Inside the Google News algorithm - iuguy
http://blogs.computerworld.com/14861/inside_the_google_news_algorithm
======
anigbrowl
A lot of has gone into Google News and it was really 'best in class' for a
long while. But progress has gone into reverse over the last year, to the
point that I've been trying to spot which competitor will disrupt it. Of
course, I have no idea what weighting is given to the various coefficients,
but the ones revealed at this talk seem entirely consistent with the cruft I
see on my news page.

 _Volume and originality of content produced consistently about a topic._

This would explain why I see so many blogs, one-note websites, and even press
releases from lobbying groups or those obsessed with a particular topic. It
works OK for broad categories like 'Business' or 'Sport' but allows niche
subjects to be gamed easily.

You know the most annoying one that keeps coming up? I have a search for
'legal' because I'm interested in news about the legal industry, major court
cases and suchlike. 20-30% of stories in my daily news feed about about how
someone arrested for drunk driving had 3-4x the legal limit of alcohol in his
bloodstream. Not anyone famous, it's just an easy story for local newspapers -
'you won't believe how drunk this guy was!' Well yes I would believe it,
because I get this story several times a week.

 _Links around the Web._

Content/policy affiliates networks defeat this easily.

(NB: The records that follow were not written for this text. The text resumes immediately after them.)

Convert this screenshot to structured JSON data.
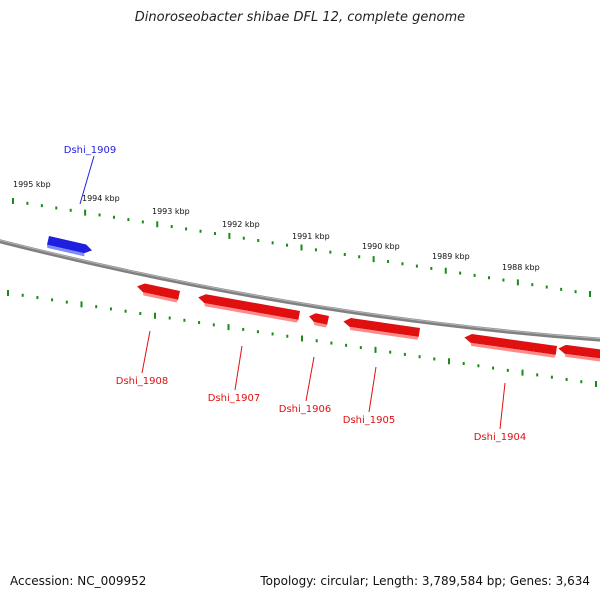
{
  "title": "Dinoroseobacter shibae DFL 12, complete genome",
  "footer": {
    "accession": "Accession: NC_009952",
    "stats": "Topology: circular; Length: 3,789,584 bp; Genes: 3,634"
  },
  "scale": {
    "labels": [
      "1995 kbp",
      "1994 kbp",
      "1993 kbp",
      "1992 kbp",
      "1991 kbp",
      "1990 kbp",
      "1989 kbp",
      "1988 kbp"
    ]
  },
  "genes": [
    {
      "name": "Dshi_1909",
      "strand": "forward",
      "color": "#1f1fe0"
    },
    {
      "name": "Dshi_1908",
      "strand": "reverse",
      "color": "#e01010"
    },
    {
      "name": "Dshi_1907",
      "strand": "reverse",
      "color": "#e01010"
    },
    {
      "name": "Dshi_1906",
      "strand": "reverse",
      "color": "#e01010"
    },
    {
      "name": "Dshi_1905",
      "strand": "reverse",
      "color": "#e01010"
    },
    {
      "name": "Dshi_1904",
      "strand": "reverse",
      "color": "#e01010"
    }
  ],
  "colors": {
    "forward": "#1f1fe0",
    "reverse": "#e01010",
    "ticks": "#1a8a1a",
    "backbone": "#808080"
  }
}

I just game up and
removed my political news feed a few months ago because both left and right
bloggers seem determined to live in an echo chamber of ideological allies, and
quote endlessly from each other to drown out any other perspectives. The same
thing happens with non-ideological topics that have a strong overlap with
large commercial markets; instead of news about health and medicine, I often
get information about new services available under medicare that are thinly
disguised plugs for commercial products aimed at the elderly, such as mobility
scooters. Health & wellness is as favorite topic of content farmers since
readers and searchers of these topics are usually highly motivated to learn as
much as possible.

 _What users do in response to links to that source on Google News._

To the point where sometimes I prefer not to click on a story, but open up an
incognito tab in Chrome and retype the headline to read the story. Earlier
this year, I clicked on two stories within the same week, referring to
lawsuits involving sports injuries. Although I like my local baseball team, I
really don't care for sports in general, and even less for sports writing. I
have Google News configured not to show me any sports stories. For months
after reading the two articles mentioned above, I kept getting stories about
pro football players in my 'top stories' news feed - who was being traded, how
well they played, who they're having affairs with, and what-all else. I'd
select 'fewer stories from ESPN' if it was a sports-centric website, but WTF.
I'm OK with seeing things like who won a major championship or somebody famous
getting arrested, but those sort of things are relatively rare.

I know I'm not the typical news consumer and frankly I'm not 'where the money
is' from Google's perspective, or that of the media in general. But I
desperately want less automation and better input/configurability.